In practice, these requirements will limit the application of the new provisions.
The amount offset will be the cost of providing the infrastructure including design costs. The applicant must have or be likely to obtain sufficient control over the relevant land and the relevant consents, and an agreement containing specified terms must be entered into for provision of the infrastructure and its transfer to the Council or its nominee before commencement.
Abatement provisions now apply where new permissions (other than s73 permissions) are obtained in respect of development which has commenced. CIL paid can be credited against the new permission to the extent it relates to buildings which have not been completed and which have not been taken into account in reducing the CIL payable for the new permission.
Development under the old permission must however cease - if recommenced, the abatement will cease to have effect. There are complex provisions for abatement relating to phased permissions and for rolling forward the benefit obtained from buildings demolished under earlier permissions to new permissions.
Certain affordable rented properties will now be eligible for social housing relief. Charging authorities will also have discretion as to whether to make available relief from CIL for discounted dwellings (sold at up to 80% of open market value) and, if so, to set policies for allocation of relief.
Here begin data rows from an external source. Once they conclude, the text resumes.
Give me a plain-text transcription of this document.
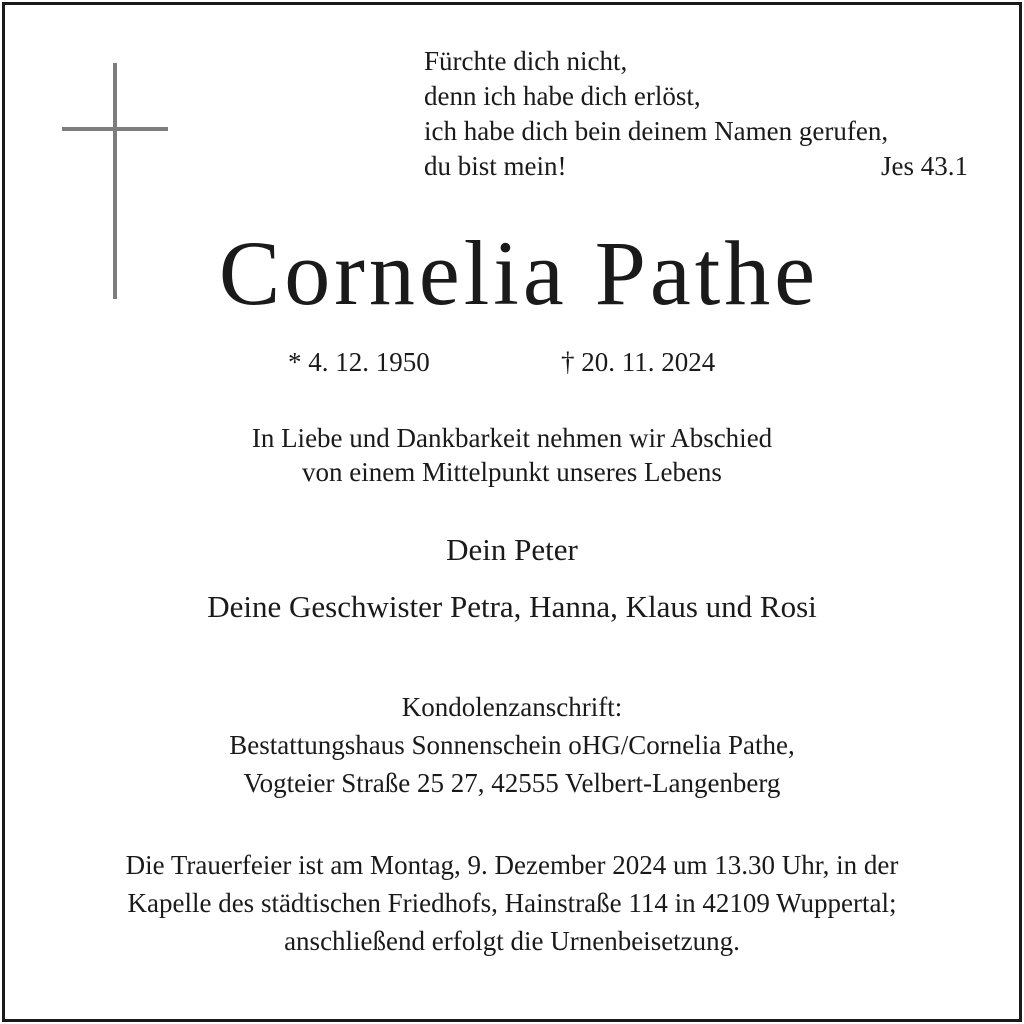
Fürchte dich nicht,
denn ich habe dich erlöst,
ich habe dich bein deinem Namen gerufen,
du bist mein!	Jes 43.1
Cornelia Pathe
* 4. 12. 1950	† 20. 11. 2024
In Liebe und Dankbarkeit nehmen wir Abschied
von einem Mittelpunkt unseres Lebens
Dein Peter
Deine Geschwister Petra, Hanna, Klaus und Rosi
Kondolenzanschrift:
Bestattungshaus Sonnenschein oHG/Cornelia Pathe,
Vogteier Straße 25 27, 42555 Velbert-Langenberg
Die Trauerfeier ist am Montag, 9. Dezember 2024 um 13.30 Uhr, in der
Kapelle des städtischen Friedhofs, Hainstraße 114 in 42109 Wuppertal;
anschließend erfolgt die Urnenbeisetzung.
A proportion of relief will also apply to communal areas serving affordable housing and other developments, provided it is not mainly for use by the general public, occupants of development under a different permission or commercial purposes.
Where a s73 permission is granted in relation to a development awarded social housing relief but the amount of relief does not change, the relief will apply to the new permission. A claim for social housing relief can be submitted after commencement in circumstances where the provision of affordable housing or communal floorspace serving it changes.
The rule restricting this relief to cases where the cost of complying with a s106 agreement exceeds CIL liability no longer applies, although relief will not be applicable unless there is a s106 agreement.
Exemption from CIL will apply to 'self-build housing' built or commissioned by the person liable to pay CIL and to be occupied by them as their sole or main residence. Those in occupation of a dwelling as a sole or main residence can also extend the dwelling or create a new dwelling in the curtilage of the main dwelling without CIL liability.
Both cases are subject to state aid provisions and there are specific procedural requirements to be followed, else the exemption will be lost.
The relief may become repayable within three years of a completion or final certificate being issued. For annexes, this will apply if the main dwelling is used other than as a single dwelling, the residential annex is let, or the dwelling or annex are sold separately. For self-build, the relief is repayable if the building is sold or let out in its entirety.
Appeals against the amount of CIL charged are now allowed after commencement, but only where a permission is granted after commencement - this may apply to retrospective permissions, s73 or new standalone permissions for developments.